Oil Market Analysis - May 2026
Market Reaction to Political Statements
The oil market has shown a significant reaction to recent comments made by former President Donald Trump, who stated that the U.S. is in the "final stages of talks" with Iran. This statement led to a sharp decline in crude oil prices, raising questions about whether this represents genuine progress or merely a temporary illusion of hope.
Current Situation in the Strait of Hormuz
As of now, the Strait of Hormuz, a crucial passage for global oil trade, has been blocked for 12 weeks due to ongoing conflict. Despite Iran signaling a potential resumption of shipping traffic, independent reports indicate that actual shipping activity is at a mere 5% of normal levels. The U.S. administration has cautioned against over-optimism, with military readiness to respond to escalations from Iran.

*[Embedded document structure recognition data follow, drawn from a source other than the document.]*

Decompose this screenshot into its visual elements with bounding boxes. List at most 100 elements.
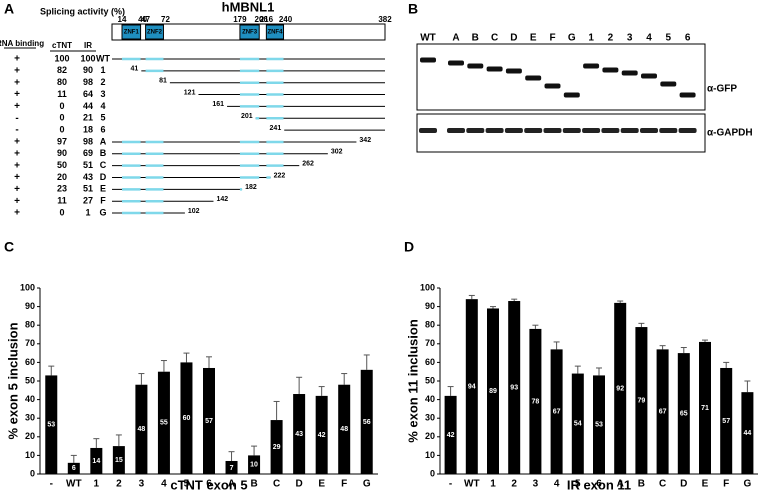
position-label: 142 (216, 196, 228, 203)
position-label: 81 (159, 78, 167, 85)
domain-label: ZNF2 (147, 30, 163, 36)
lane-label: A (452, 33, 459, 44)
y-tick-label: 30 (25, 413, 35, 423)
znf-domain (121, 24, 142, 40)
blot-gfp (416, 43, 706, 111)
band (660, 81, 677, 87)
binding: - (15, 113, 18, 124)
activity-ctnt: 20 (57, 172, 67, 182)
activity-ctnt: 0 (59, 124, 64, 134)
band (544, 83, 561, 89)
y-tick-label: 60 (25, 357, 35, 367)
bar (90, 447, 103, 474)
lane-label: 2 (608, 33, 614, 44)
band (485, 128, 504, 133)
activity-ctnt: 100 (54, 53, 69, 63)
x-tick-label: 2 (116, 479, 122, 490)
data-label: 53 (47, 422, 55, 429)
x-tick-label: F (341, 479, 347, 490)
binding: + (14, 65, 20, 76)
bar (315, 395, 328, 474)
x-tick-label: 1 (94, 479, 100, 490)
domain-label: ZNF3 (242, 30, 258, 36)
lane-label: B (472, 33, 479, 44)
binding: + (14, 208, 20, 219)
bar (699, 341, 711, 474)
position-label: 182 (245, 184, 257, 191)
y-tick-label: 10 (425, 450, 435, 460)
position-label: 161 (212, 101, 224, 108)
lane-label: 6 (685, 33, 691, 44)
data-label: 92 (616, 385, 624, 392)
data-label: 57 (205, 418, 213, 425)
bar (741, 392, 754, 474)
domain-label: ZNF1 (124, 30, 140, 36)
bar (465, 299, 478, 474)
y-tick-label: 10 (25, 450, 35, 460)
bar (112, 446, 125, 474)
antibody-label: α-GFP (707, 84, 737, 95)
binding: + (14, 54, 20, 65)
data-label: 55 (160, 420, 168, 427)
x-tick-label: B (638, 479, 645, 490)
activity-ctnt: 82 (57, 65, 67, 75)
y-tick-label: 100 (20, 282, 35, 292)
activity-ctnt: 0 (59, 207, 64, 217)
data-label: 43 (295, 431, 303, 438)
y-tick-label: 40 (425, 394, 435, 404)
znf-domain (265, 24, 285, 40)
data-label: 53 (595, 422, 603, 429)
data-label: 48 (138, 426, 146, 433)
lane-label: 3 (627, 33, 633, 44)
band (419, 128, 437, 133)
data-label: 67 (553, 409, 561, 416)
data-label: 7 (230, 465, 234, 472)
lane-label: 1 (588, 33, 594, 44)
activity-ir: 64 (83, 89, 93, 99)
bar (67, 462, 80, 474)
band (582, 128, 601, 133)
bar (614, 302, 627, 474)
x-tick-label: WT (66, 479, 82, 490)
bar (180, 362, 193, 474)
header: IR (84, 41, 92, 50)
y-tick-label: 50 (425, 375, 435, 385)
x-tick-label: 4 (554, 479, 560, 490)
blot-gapdh (416, 113, 706, 153)
position-label: 342 (359, 137, 371, 144)
y-tick-label: 70 (25, 338, 35, 348)
lane-label: D (510, 33, 517, 44)
data-label: 56 (363, 419, 371, 426)
x-tick-label: 6 (206, 479, 212, 490)
bar (593, 375, 605, 474)
activity-ir: 51 (83, 184, 93, 194)
bar (571, 373, 584, 474)
data-label: 6 (72, 465, 76, 472)
znf-domain (239, 24, 260, 40)
bar (293, 394, 306, 474)
activity-ctnt: 50 (57, 160, 67, 170)
y-tick-label: 40 (25, 394, 35, 404)
binding: + (14, 101, 20, 112)
bar (508, 301, 521, 474)
x-axis-title: cTNT exon 5 (170, 477, 247, 492)
data-label: 48 (340, 426, 348, 433)
y-tick-label: 80 (425, 320, 435, 330)
construct-name: 3 (100, 89, 105, 99)
band (620, 128, 639, 133)
y-tick-label: 90 (25, 301, 35, 311)
position-label: 47 (141, 15, 150, 24)
y-tick-label: 90 (425, 301, 435, 311)
position-label: 179 (233, 15, 247, 24)
activity-ir: 1 (85, 207, 90, 217)
band (583, 63, 600, 69)
activity-ir: 51 (83, 160, 93, 170)
position-label: 206 (255, 15, 269, 24)
bar (720, 367, 733, 474)
znf-domain (145, 24, 164, 40)
lane-label: 4 (646, 33, 652, 44)
data-label: 71 (701, 405, 709, 412)
x-tick-label: 2 (511, 479, 517, 490)
construct-name: 5 (100, 113, 105, 123)
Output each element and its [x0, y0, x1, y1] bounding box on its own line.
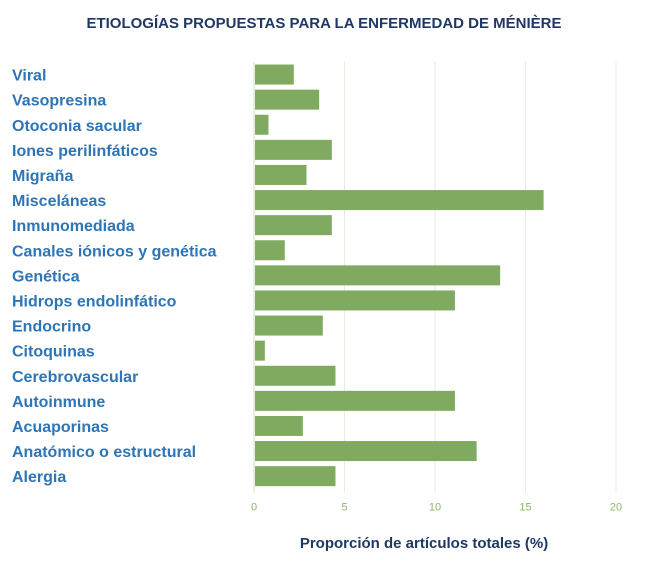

Technical Analysis of WTI Crude
WTI crude oil prices fell over 5% recently, dropping from approximately $104.5 to below $99 per barrel. The market is currently testing a critical upward trendline and the 25-day Simple Moving Average (SMA). A break below the $90–$93 per barrel range could indicate a deeper correction, although prices are expected to remain above $80 per barrel due to tight market conditions.
Wall Street Predictions
Goldman Sachs
Goldman Sachs has revised its price forecasts for Brent and WTI crude for the fourth quarter of 2026, now expecting Brent to average $90 per barrel and WTI to average $83 per barrel. The bank highlights a significant loss of Middle Eastern production capacity, which is impacting global inventories.
JPMorgan
JPMorgan's May report anticipates Brent crude to average $96 per barrel in 2026, with quarterly estimates suggesting a peak of $104 in Q3. The bank warns that prolonged conflict could lead to high refined product prices, resulting in demand destruction.
Official Agency Reports
International Energy Agency (IEA)
The IEA's May report indicates a contraction in global oil demand for 2026, projecting a decrease of 420,000 barrels per day year-on-year. The agency notes that high prices and a challenging macroeconomic environment are contributing factors.
U.S. Energy Information Administration (EIA)
The EIA has significantly widened its global oil deficit forecast for 2026, now estimating a deficit of 2.56 million barrels per day. The agency expects a sharp decline in global inventories, which will keep Brent prices elevated in the short term.
Conclusion
While Trump's comments may provide temporary relief to market sentiment, the underlying data from major financial institutions and energy agencies suggests that the oil market is under significant strain. Until the Strait of Hormuz is fully reopened, any price declines should be viewed as short-lived corrections rather than a sign of recovery.